Long-dated US government bonds sold off sharply in the run-up to the passage of Trump’s tax bill, extending a multi-day decline after a weak Treasury auction highlighted intensifying fears over America’s fiscal trajectory. The 30-year yield climbed above 5.1 per cent on Thursday, its highest level since late 2023, reflecting a sharp drop in price.
The dollar, meanwhile, has dropped 8 per cent this year against six major peers.
“The dollar is the story,” said Lindsay Rosner, head of multisector investing at Goldman Sachs Asset Management. “It is hard to find an equivalently liquid, deep rule-of-law market” but “the impact on the dollar has been meaningful. There is weakness in the dollar that has some permanence. There is power in diversification outside the US.”
Bond fund giant Pimco’s management team told the Financial Times earlier in May that it was “prudent” to “look for other high-quality markets to diversify into” amid heightened recession risks caused by Trump’s tariffs.
Investors particularly highlighted the appeal of European bond markets, along with Japanese and Australian debt, all of which were offering strong yields together with increasingly upbeat economic narratives.

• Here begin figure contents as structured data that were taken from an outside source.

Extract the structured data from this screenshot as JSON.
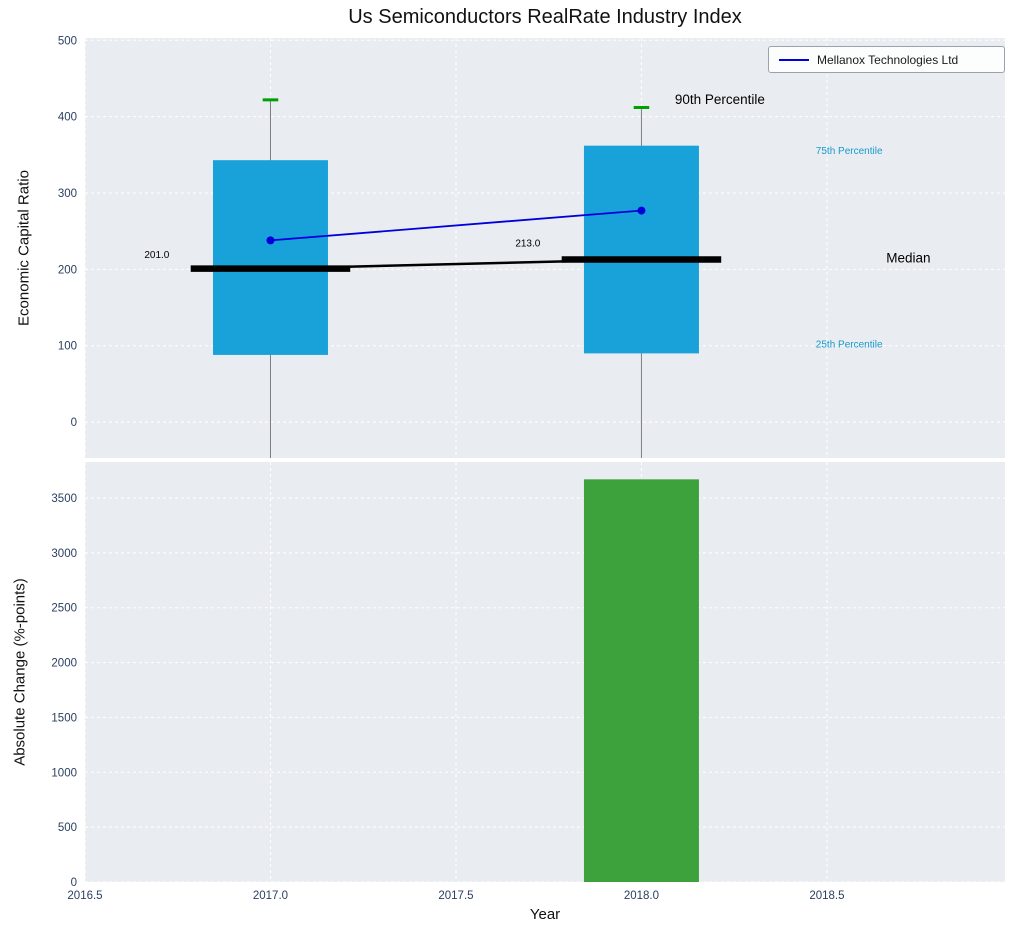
{
  "title": "Us Semiconductors RealRate Industry Index",
  "legend": {
    "label": "Mellanox Technologies Ltd"
  },
  "colors": {
    "plot_bg": "#e9edf1",
    "grid": "#ffffff",
    "box_fill": "#18a2d9",
    "bar_fill": "#3ea23c",
    "series_line": "#0000dd",
    "median": "#000000",
    "whisker": "#7f7f7f",
    "cap": "#00a000",
    "tick_text": "#2a3f5f",
    "percentile_text": "#1899cc"
  },
  "chart_data": [
    {
      "type": "box",
      "ylabel": "Economic Capital Ratio",
      "ylim": [
        -47,
        503
      ],
      "yticks": [
        0,
        100,
        200,
        300,
        400,
        500
      ],
      "xlim": [
        2016.5,
        2018.98
      ],
      "xticks": [
        2016.5,
        2017.0,
        2017.5,
        2018.0,
        2018.5
      ],
      "xtick_labels": [
        "2016.5",
        "2017.0",
        "2017.5",
        "2018.0",
        "2018.5"
      ],
      "box_half_width": 0.155,
      "median_half_width": 0.215,
      "cap_half_width": 0.021,
      "boxes": [
        {
          "x": 2017,
          "q1": 88,
          "q3": 343,
          "median": 201,
          "whisker_high": 422,
          "label": "201.0",
          "label_x": 2016.66,
          "label_y": 219
        },
        {
          "x": 2018,
          "q1": 90,
          "q3": 362,
          "median": 213,
          "whisker_high": 412,
          "label": "213.0",
          "label_x": 2017.66,
          "label_y": 234
        }
      ],
      "series": {
        "name": "Mellanox Technologies Ltd",
        "x": [
          2017,
          2018
        ],
        "y": [
          238,
          277
        ]
      },
      "annotations": [
        {
          "text": "90th Percentile",
          "x": 2018.09,
          "y": 423,
          "size": 13.5,
          "color": "#000000"
        },
        {
          "text": "75th Percentile",
          "x": 2018.47,
          "y": 356,
          "size": 10,
          "color": "#1899cc"
        },
        {
          "text": "Median",
          "x": 2018.66,
          "y": 215,
          "size": 13.5,
          "color": "#000000"
        },
        {
          "text": "25th Percentile",
          "x": 2018.47,
          "y": 102,
          "size": 10,
          "color": "#1899cc"
        }
      ]
    },
    {
      "type": "bar",
      "xlabel": "Year",
      "ylabel": "Absolute Change (%-points)",
      "ylim": [
        0,
        3828
      ],
      "yticks": [
        0,
        500,
        1000,
        1500,
        2000,
        2500,
        3000,
        3500
      ],
      "bar_half_width": 0.155,
      "bars": [
        {
          "x": 2018,
          "value": 3670
        }
      ]
    }
  ]
}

“I would say there’s an acceleration in interest in looking outside of US markets at non-dollar assets, particularly now where you get a considerable amount of yield in Europe,” said Michele, who observed that a “new core is developing” in the region.
“Historically, everyone had looked at Germany and France.” But “because there’s concern about fiscal expansion there, we’re now looking at what 15 years ago were considered the peripheral borrower: Italy and Spain”.
Concerns over US public finances have dominated the conversation in the market in recent days, as Congress moves ahead with a bill that would extend Trump’s 2017 tax cuts. Independent analysts say the legislation would markedly increase annual deficits and the country’s debt burden.
“The US will most probably maintain a budget deficit of between 6 and 7 per cent of GDP,” said Amundi’s Mortier. “That is a lot by any standard and will result in more refinancing needs . . . so more supply of Treasuries to the market.
“Can demand follow? Yes, but many buyers will request higher yields.”
Henry McVey, head of global macro and asset allocation at private capital firm KKR, said in a report this week that “liberation day”, when Trump launched his global trade war, had “been a catalyst for engaging in serious conversations with global investors and their boards about diversifying beyond the US capital markets.
“When the US [earlier this year] experienced the trifecta of a weaker dollar, falling equities and rising rates, it set off risk alarm bells that forced everyone from sovereign wealth funds to family offices to not only de-risk but also to look for ways to reduce their overweights to US assets.”
McVey suggested that “the traditional role of US government bonds may diminish due to the country’s fiscal deficit and high leverage”.